|Home | About | Journals | Submit | Contact Us | Français|
Following femur fracture, medullary fat enters the systemic circulation and altered pulmonary haemodynamics may contribute to pulmonary complications. This study evaluated the association between right ventricular (RV) function and pulmonary complications in patients with femur fracture.
Patients with a femur fracture who had undergone pre-operative echocardiography that included RV peak global longitudinal strain (RV GLS) were evaluated retrospectively between March 2015 and February 2016. Pulmonary complications were defined as the development of pneumonia or pulmonary thromboembolism during the first postoperative month.
Among 78 patients, pulmonary complications developed in eight (10.3%). The RV GLS value of all patients was lower than the normal range. In addition, the RV GLS value of patients with pulmonary complications was significantly lower than that of patients without pulmonary complications.
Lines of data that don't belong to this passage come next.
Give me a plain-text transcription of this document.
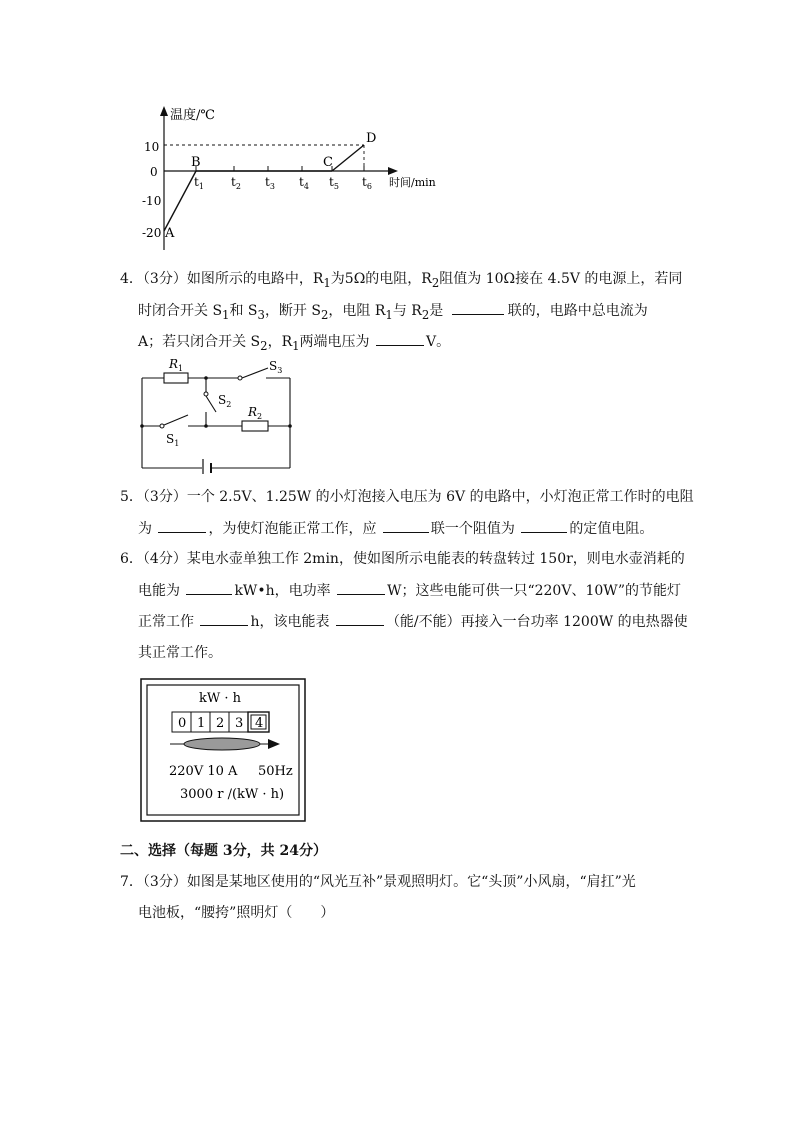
温度/℃
时间/min
10
0
-10
-20 A
B	C
D
$t_1$ $t_2$ $t_3$ $t_4$ $t_5$ $t_6$
4．（3分）如图所示的电路中，$R_1$为5Ω的电阻，$R_2$阻值为 10Ω接在 4.5V 的电源上，若同
时闭合开关 $S_1$和 $S_3$，断开 $S_2$，电阻 $R_1$与 $R_2$是	联的，电路中总电流为
A；若只闭合开关 $S_2$，$R_1$两端电压为	V。
$R_1$	$S_3$
$S_2$
$S_1$
$R_2$
5．（3分）一个 2.5V、1.25W 的小灯泡接入电压为 6V 的电路中，小灯泡正常工作时的电阻
为	，为使灯泡能正常工作，应	联一个阻值为	的定值电阻。
6．（4分）某电水壶单独工作 2min，使如图所示电能表的转盘转过 150r，则电水壶消耗的
电能为	kW•h，电功率	W；这些电能可供一只“220V、10W”的节能灯
正常工作	h，该电能表	（能/不能）再接入一台功率 1200W 的电热器使
其正常工作。
kW · h
0 1 2 3 4
220V 10 A 50Hz
3000 r /(kW · h)
二、选择（每题 3分，共 24分）
7．（3分）如图是某地区使用的“风光互补”景观照明灯。它“头顶”小风扇，“肩扛”光
电池板，“腰挎”照明灯（　　）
Multivariate regression analyses found that worse RV GLS values independently predicted pulmonary complications [odds ratio (OR) 2.09, 95% confidence interval (CI) 1.047–4.151, p = 0.037]. Receiver operating characteristic curve analysis found that a RV GLS value of –14.85% was the best cut-off value to predict pulmonary complications; sensitivity: 75.0%; specificity: 62.9%. Moreover, patients with RV GLS values > –14.85% had significantly lower pulmonary complication-free survival.
In patients with femur fracture, RV GLS values could help predict pulmonary complications. Therefore, patients with RV GLS values > –14.85 should be monitored closely before and after surgery for femur fracture.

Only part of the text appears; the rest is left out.